Quantitative easing, sounds rather abstract doesn't it? It is a fancy new term for the government's plan to intentionally cause inflation. Have you been wondering why since August silver has gone up in value by 50 percent and gold has gone up by nearly 20 percent? The plan to intentionally cause inflation is why.
What is inflation and why would the government do it?
The value of a dollar is determined the same way as the value of a stock or any other commodity. You make an educated guess as to the sum total value of the entire United States (or General Motors, or the 2010 corn crop, etc.) and divide by the number of dollars in circulation (or shares of stock issued, or bushels of grain taken to market, etc.).
What happens when General Motors issues new shares of stock or if farmers bring lots of extra grain to market? The price per share or per bushel falls. The same is true when the government prints new money. The value of each dollar falls.

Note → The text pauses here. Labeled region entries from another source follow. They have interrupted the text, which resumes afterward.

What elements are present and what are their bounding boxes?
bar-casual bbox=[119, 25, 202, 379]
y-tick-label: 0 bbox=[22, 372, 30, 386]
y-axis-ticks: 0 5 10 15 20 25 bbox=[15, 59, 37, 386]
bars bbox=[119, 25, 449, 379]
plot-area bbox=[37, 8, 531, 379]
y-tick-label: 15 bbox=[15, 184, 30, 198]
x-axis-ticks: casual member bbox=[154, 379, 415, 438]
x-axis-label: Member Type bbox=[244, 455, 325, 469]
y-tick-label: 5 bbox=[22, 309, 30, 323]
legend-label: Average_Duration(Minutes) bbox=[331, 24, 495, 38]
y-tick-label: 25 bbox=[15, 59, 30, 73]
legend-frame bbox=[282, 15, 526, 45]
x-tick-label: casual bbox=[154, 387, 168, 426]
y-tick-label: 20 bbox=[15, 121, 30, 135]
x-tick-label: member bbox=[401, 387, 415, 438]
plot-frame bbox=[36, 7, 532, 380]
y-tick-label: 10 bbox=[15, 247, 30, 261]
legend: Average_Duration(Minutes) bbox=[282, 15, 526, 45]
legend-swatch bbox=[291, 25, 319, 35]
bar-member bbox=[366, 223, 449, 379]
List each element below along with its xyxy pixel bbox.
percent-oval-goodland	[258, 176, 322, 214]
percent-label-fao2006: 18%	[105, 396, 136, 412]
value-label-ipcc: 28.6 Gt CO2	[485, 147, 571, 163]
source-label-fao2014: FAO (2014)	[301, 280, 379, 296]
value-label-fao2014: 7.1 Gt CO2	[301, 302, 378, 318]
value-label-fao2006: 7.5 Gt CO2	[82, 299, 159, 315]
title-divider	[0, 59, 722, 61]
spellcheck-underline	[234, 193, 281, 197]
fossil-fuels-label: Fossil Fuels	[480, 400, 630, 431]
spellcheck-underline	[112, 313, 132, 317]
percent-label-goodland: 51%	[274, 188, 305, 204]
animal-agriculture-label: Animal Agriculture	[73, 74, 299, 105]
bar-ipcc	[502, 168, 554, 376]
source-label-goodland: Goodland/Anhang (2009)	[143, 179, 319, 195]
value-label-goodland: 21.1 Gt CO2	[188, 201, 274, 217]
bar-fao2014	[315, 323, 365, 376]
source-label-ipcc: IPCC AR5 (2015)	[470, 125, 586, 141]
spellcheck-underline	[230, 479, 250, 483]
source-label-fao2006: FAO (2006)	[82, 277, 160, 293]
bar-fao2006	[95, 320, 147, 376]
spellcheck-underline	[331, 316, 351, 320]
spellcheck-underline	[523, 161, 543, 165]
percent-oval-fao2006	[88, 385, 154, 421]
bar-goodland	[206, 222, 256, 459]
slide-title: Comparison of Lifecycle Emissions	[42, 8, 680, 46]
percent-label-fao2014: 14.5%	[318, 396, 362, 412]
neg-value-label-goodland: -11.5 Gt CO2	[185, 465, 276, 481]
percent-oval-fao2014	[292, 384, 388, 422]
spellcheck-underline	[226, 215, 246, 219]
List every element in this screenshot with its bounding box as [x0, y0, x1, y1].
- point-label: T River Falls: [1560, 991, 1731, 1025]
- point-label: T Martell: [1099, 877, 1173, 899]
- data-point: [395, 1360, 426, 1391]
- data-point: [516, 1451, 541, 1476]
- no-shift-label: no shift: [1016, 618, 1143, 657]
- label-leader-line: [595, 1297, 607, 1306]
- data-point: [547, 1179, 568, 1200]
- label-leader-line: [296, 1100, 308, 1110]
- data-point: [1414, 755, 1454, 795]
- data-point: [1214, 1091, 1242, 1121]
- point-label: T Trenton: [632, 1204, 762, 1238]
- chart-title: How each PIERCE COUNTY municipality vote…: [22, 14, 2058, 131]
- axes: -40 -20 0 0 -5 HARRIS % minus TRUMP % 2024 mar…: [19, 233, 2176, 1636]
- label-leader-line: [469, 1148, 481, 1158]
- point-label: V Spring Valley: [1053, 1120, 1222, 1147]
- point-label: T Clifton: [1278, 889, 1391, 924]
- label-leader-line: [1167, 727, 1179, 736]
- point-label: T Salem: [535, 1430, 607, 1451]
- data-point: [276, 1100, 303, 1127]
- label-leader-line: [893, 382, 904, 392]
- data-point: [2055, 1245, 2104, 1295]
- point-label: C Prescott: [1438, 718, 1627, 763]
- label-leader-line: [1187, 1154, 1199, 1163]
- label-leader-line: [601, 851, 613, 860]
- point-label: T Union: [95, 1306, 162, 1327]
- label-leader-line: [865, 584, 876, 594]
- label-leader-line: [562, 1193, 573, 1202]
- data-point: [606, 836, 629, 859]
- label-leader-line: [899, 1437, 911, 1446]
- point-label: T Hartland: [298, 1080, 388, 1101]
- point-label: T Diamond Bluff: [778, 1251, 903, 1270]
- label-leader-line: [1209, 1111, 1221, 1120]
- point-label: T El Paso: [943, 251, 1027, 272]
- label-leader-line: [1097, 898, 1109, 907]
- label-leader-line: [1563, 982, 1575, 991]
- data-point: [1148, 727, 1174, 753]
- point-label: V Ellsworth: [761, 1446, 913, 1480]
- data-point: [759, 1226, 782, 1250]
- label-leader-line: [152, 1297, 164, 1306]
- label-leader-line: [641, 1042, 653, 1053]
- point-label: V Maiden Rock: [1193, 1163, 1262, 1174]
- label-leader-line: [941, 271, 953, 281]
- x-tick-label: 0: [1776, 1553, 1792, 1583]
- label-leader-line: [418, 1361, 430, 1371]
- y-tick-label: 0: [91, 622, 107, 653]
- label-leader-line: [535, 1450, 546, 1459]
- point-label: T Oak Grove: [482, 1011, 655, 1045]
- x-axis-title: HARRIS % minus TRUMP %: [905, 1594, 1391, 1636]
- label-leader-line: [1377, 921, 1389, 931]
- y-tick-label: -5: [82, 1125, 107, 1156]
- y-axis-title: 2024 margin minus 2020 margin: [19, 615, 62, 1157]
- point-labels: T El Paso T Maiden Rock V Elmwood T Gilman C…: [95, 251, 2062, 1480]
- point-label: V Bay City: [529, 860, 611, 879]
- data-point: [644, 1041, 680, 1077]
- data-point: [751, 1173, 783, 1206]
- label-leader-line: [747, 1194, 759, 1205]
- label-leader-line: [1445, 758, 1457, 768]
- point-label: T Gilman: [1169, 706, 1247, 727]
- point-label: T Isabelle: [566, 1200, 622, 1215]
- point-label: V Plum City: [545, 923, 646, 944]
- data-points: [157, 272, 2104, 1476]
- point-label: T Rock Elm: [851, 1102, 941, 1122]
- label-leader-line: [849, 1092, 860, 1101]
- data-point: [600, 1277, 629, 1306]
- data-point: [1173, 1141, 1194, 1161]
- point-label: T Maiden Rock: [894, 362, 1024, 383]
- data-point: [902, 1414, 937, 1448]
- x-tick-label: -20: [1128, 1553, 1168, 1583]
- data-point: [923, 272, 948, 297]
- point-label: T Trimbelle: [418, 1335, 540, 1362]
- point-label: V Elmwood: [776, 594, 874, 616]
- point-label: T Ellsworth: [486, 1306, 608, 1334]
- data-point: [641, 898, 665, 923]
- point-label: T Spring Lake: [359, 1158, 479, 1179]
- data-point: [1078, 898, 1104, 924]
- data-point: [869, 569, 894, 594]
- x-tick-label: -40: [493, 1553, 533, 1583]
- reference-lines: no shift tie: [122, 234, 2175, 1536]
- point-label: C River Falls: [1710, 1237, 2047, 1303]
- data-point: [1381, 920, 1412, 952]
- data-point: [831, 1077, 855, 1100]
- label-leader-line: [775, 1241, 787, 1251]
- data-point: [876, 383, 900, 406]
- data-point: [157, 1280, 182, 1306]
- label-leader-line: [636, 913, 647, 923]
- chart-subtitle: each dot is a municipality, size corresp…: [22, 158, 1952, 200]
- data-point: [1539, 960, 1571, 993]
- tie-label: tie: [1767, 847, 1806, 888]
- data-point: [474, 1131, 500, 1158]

In effect, inflation is one of the most cruel forms of taxation. People who have spent their lives saving, and people who have modest incomes, lose some of the value of that savings or income as it costs more dollars to buy stuff. People who have lots of real estate, stocks, gold and silver, and "stuff" see the value of their stuff go up as it takes more dollars to buy it when they sell. Inflation is the one thing that truly makes the rich richer and the poor poorer. (Not market driven economics.)
Why would a government intentionally create inflation? A simplified answer is that it helps to keep powerful people in power.
First: If the Federal Reserve creates 20 percent inflation, as they plan, the value of the national debt does down by 20 percent because it destroys 20 percent of the value of every bond and treasury note bought by investors.
Second: The Federal Reserve regulates banking. The number one problem faced by banks is that they have mortgage loans in default secured by real estate that is not worth as much as the mortgage. As the value of real estate goes up, from inflation, the level of security on the mortgages loans go up.
Third: When the federal government is buying its own bonds (that is how the new money gets into circulation - making bond dealers, like Goldman Sachs, rich) bond interest rages go down because the government will buy the bonds at auction before the interest rate gets too high. As most interest rates are set on bond rates, that keeps interest rates artificially low.
Have you noticed that the government keeps urging us and businesses to keep borrowing money? Why would they do that? The reason is that borrowed money is spent which they hope will help stimulate production, which should in turn stimulate hiring. That they hope will create a cycle that will pull us out of our present slump.
Shouldn't we all be glad that there is inflation on the way? No. While inflation may help bankers and may help stimulate factory production it robs the average person and stimulates artificial bubbles in real estate, commodities, and stocks.
Do you remember the 1970s? The last time we did this? Do you remember "stagflation" and the "misery index?" Then look at the early 80s when there was a crash in precious metals, a crash in real estate value, and finally a crash in the stock market. All bursting bubbles created by the inflation of the 1970s.
History repeats itself when people do not take the lesson. It looks to me like we may be heading back to school.